Squats are a great all-round exercise for the entire body, and the fact that there are so many variations of it means there’s no reason why you can’t incorporate some form of squatting into your fitness regimen. Back, front, goblet and split squats are some of the more common examples of this in action, but you’d be remiss not to try this uncommon variation: the landmine hip squat.
The hip squat is a movement that came into the limelight during a time when barbell squats reigned supreme, and was popularised by Randall J. Strossen and John McCallum. While the effectiveness of the barbell squat could not be denied, they were considerably taxing on the lumbar spine, much to the chagrin of those with lower back issues.
Using a retrofitted weight belt which allowed plates to be secured directly beneath the hips, the hip squat allowed lifters to squat heavy without triggering any discomfort in the lower back. And while it was a great tool to have, this hip belt was (and still is) quite the novelty item with the price tag to match.
A common workaround is to use your standard dip belt or a weight belt with a chain attachment to secure a weight plate and mimic the function of the hip belt, but this comes with limitations where squat depth is concerned. However, incorporating the use of a barbell in a landmine configuration will allow you to address this sufficiently.

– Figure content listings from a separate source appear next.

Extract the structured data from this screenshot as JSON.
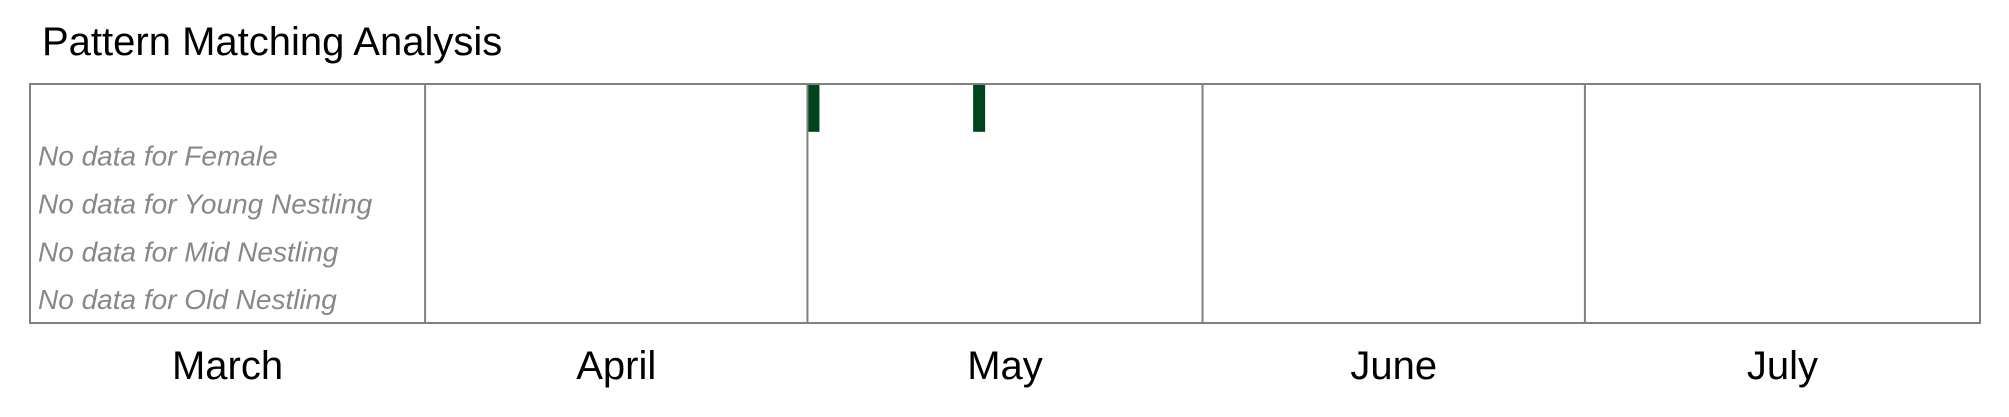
{
  "title": "Pattern Matching Analysis",
  "chart_data": {
    "type": "heatmap",
    "title": "Pattern Matching Analysis",
    "x_domain": [
      "2024-03-01",
      "2024-08-01"
    ],
    "months": [
      {
        "label": "March",
        "start": "2024-03-01"
      },
      {
        "label": "April",
        "start": "2024-04-01"
      },
      {
        "label": "May",
        "start": "2024-05-01"
      },
      {
        "label": "June",
        "start": "2024-06-01"
      },
      {
        "label": "July",
        "start": "2024-07-01"
      }
    ],
    "rows": [
      {
        "no_data_text": "",
        "detections": [
          {
            "date": "2024-05-01"
          },
          {
            "date": "2024-05-14"
          }
        ]
      },
      {
        "no_data_text": "No data for Female",
        "detections": []
      },
      {
        "no_data_text": "No data for Young Nestling",
        "detections": []
      },
      {
        "no_data_text": "No data for Mid Nestling",
        "detections": []
      },
      {
        "no_data_text": "No data for Old Nestling",
        "detections": []
      }
    ],
    "grid": true,
    "colors": {
      "detection": "#00441b",
      "no_data_text": "#888888",
      "frame": "#808080",
      "month_label": "#000000"
    }
  }
}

Location and equipment courtesy of TripleFit
Note that this exercise tends to work best when used with smaller sized plates. If your gym uses plates of standard height, you might have to start your squat from a deficit as shown above.
By using a barbell, the load is placed closer to your body and allows you to squat deeper. You’ll find that you’re also able to sit farther back and keep a more upright torso. If your back still feels a bit beat up from your previous deadlift session but you feel the need to squat heavy, try loading the barbell up in this manner instead!
The landmine hip squat can be programmed the same way as regular barbell squats – lower repetitions for relative strength and higher repetitions for more time under tension. Want a real ball-buster? Try doing 20-rep squats with this!